"So do I."
"But there is grandmother. She doesn't mind it. And beaux never trouble her now."
"No," sighed the other. "Beaux never trouble her now."
Those spring days I was wild with restlessness. Life revived to dare things. We heard afterwards that about that time the meteor rushed once more across France. Napoleon landed at a Mediterranean port, gathering force as he marched, swept Louis XVIII away like a cobweb in his path, and moved on to Waterloo. The greatest Frenchman that ever lived fell ultimately as low as St. Helena, and the Bourbons sat again upon the throne. But the changes of which I knew nothing affected me in the Illinois Territory.
Sometimes I waked at night and sat up in bed, hot with indignation at the injustice done me, which I could never prove, which I did not care to combat, yet which unreasonably waked the fighting spirit in me. Our natures toss and change, expand or contract, influenced by invisible powers we know not why.
One April night I sat up in the veiled light made by a clouded moon. Rain points multiplied themselves on the window glass; I heard their sting. The impulse to go out and ride the wind, or pick the river up and empty it all at once into the bay, or tear Eagle out of the cloud, or go to France and proclaim myself with myself for follower; and other feats of like nature, being particularly strong in me, I struck the pillow beside me with my fist. Something bounced from it on the floor with a clack like wood. I stretched downward from one of Madame Ursule's thick feather beds, and picked up what brought me to my feet. Without letting go of it I lighted my candle. It was the padlocked book which Skenedonk said he had burned.
And there the scoundrel lay at the other side of the room, wrapped in his blanket from head to foot, mummied by sleep. I wanted to take him by the scalp lock and drag him around on the floor.
He had carried it with him, or secreted it somewhere, month after month. I could imagine how the state of the writer worked on his Indian mind. He repented, and was not able to face me, but felt obliged to restore what he had withheld.

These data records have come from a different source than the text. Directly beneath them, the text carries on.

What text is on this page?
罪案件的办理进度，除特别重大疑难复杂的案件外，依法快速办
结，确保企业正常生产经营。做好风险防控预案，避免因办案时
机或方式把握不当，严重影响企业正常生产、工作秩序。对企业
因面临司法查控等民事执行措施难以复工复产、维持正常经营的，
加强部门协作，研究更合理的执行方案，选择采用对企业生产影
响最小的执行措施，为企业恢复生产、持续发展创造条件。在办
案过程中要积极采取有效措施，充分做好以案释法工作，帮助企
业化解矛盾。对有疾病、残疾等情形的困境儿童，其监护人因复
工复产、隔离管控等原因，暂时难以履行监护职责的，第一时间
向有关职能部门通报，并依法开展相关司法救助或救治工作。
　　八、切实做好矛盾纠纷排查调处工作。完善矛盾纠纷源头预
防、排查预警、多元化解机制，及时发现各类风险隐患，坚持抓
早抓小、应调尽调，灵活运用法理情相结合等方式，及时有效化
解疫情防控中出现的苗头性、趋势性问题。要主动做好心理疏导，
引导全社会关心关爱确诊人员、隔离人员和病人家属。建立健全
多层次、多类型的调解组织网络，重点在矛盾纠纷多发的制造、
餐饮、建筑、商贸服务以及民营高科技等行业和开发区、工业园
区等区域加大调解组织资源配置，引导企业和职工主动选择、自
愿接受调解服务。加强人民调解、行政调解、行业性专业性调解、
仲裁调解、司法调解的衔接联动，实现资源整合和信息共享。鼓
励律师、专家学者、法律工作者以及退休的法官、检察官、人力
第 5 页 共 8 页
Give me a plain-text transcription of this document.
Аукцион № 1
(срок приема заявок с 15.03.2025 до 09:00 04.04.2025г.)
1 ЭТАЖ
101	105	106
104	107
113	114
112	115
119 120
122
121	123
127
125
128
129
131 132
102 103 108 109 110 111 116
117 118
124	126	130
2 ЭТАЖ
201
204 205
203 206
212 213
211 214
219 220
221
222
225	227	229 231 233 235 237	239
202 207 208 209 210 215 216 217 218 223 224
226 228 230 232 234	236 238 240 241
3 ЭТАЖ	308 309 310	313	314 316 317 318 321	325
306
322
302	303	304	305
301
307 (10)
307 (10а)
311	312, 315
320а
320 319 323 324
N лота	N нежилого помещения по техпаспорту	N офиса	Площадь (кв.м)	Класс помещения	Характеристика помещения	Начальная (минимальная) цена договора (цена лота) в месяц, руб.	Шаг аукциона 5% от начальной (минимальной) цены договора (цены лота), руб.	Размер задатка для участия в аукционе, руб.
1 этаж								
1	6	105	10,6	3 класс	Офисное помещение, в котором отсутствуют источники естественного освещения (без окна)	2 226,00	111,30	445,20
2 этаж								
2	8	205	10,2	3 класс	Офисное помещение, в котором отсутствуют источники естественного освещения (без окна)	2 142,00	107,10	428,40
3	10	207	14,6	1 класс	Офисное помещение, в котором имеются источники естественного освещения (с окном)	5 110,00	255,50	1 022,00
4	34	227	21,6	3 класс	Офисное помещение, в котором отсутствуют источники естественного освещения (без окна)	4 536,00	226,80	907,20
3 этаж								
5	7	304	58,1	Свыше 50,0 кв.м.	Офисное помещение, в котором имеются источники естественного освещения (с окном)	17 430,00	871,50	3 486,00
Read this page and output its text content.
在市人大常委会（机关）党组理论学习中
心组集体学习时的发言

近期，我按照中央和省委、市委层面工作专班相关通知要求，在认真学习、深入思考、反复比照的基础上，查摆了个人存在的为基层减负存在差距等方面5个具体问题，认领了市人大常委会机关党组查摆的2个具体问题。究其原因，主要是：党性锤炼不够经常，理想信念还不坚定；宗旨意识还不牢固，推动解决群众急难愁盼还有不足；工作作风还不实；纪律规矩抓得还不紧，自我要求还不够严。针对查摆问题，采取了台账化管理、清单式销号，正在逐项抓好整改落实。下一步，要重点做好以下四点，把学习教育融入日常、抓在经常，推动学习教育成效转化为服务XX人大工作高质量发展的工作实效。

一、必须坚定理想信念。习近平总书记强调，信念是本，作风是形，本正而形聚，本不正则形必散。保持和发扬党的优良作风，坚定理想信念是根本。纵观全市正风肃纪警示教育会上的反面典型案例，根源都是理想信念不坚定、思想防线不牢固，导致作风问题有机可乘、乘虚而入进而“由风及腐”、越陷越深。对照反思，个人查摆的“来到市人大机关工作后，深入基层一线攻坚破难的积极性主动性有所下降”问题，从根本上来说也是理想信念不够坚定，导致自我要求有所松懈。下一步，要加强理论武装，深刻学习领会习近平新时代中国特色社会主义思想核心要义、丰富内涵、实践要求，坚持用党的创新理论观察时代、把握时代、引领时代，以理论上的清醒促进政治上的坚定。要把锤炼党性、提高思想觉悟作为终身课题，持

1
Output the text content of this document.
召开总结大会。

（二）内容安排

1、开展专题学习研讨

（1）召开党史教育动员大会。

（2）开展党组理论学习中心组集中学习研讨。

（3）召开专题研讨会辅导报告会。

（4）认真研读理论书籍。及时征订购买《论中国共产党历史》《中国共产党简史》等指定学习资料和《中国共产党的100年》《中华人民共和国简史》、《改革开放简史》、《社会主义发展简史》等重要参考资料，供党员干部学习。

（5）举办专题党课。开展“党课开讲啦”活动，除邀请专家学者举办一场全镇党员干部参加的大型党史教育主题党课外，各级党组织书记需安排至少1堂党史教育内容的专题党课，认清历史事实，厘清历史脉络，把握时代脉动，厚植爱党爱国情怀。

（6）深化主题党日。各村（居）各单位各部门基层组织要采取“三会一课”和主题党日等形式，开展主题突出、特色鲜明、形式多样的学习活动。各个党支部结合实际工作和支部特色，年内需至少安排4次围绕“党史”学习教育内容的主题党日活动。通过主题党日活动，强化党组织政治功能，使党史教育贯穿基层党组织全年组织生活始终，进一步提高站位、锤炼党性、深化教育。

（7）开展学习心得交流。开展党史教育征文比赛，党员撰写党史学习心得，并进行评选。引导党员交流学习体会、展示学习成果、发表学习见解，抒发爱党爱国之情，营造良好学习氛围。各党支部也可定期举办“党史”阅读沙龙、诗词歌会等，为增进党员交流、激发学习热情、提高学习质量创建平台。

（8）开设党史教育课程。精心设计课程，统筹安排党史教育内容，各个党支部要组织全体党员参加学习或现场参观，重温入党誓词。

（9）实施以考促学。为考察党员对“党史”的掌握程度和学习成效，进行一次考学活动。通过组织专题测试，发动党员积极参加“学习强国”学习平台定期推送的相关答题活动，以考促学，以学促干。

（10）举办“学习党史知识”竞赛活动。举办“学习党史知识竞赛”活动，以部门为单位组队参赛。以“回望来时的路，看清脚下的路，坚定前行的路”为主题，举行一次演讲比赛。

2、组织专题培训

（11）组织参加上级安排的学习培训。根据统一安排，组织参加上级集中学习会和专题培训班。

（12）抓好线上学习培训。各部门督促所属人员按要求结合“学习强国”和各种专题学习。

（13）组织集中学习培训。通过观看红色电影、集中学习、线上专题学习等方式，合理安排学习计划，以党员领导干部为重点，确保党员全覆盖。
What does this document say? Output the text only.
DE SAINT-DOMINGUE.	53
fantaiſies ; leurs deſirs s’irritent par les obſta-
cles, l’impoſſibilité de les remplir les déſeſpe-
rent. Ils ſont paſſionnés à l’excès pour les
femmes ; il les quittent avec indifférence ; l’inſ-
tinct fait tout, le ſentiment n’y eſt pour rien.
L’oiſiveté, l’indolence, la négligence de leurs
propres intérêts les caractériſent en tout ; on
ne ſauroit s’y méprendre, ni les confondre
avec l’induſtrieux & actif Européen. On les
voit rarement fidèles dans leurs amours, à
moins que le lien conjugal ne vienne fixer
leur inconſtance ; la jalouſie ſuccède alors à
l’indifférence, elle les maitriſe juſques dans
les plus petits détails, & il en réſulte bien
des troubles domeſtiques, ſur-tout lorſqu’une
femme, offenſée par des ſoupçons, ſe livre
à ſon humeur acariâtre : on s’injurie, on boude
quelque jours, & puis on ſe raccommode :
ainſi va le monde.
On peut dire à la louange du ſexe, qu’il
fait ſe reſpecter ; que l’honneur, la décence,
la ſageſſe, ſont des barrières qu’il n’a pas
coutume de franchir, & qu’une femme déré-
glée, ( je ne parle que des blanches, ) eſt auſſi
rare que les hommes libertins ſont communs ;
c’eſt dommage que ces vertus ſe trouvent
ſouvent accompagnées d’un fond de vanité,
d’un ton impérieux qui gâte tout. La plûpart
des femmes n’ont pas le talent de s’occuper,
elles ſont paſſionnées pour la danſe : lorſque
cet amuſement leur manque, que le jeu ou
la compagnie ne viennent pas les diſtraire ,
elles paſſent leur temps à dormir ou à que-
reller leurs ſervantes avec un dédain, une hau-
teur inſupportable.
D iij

So waiting until I slept, he brought forth the padlocked book and laid it on the pillow beside my head; thus beseeching pardon, and intimating that the subject was closed between us.
I got my key, and then a fit of shivering seized me. I put the candle stand beside the pillow and lay wrapped in bedding, clenching the small chilly padlock and sharp-cornered boards. Remembering the change which had come upon the life recorded in it, I hesitated. Remembering how it had eluded me before, I opened it.
The few entries were made without date. The first pages were torn out, crumpled, and smoothed and pasted to place again. Rose petals and violets and some bright poppy leaves, crushed inside its lids, slid down upon the bedcover.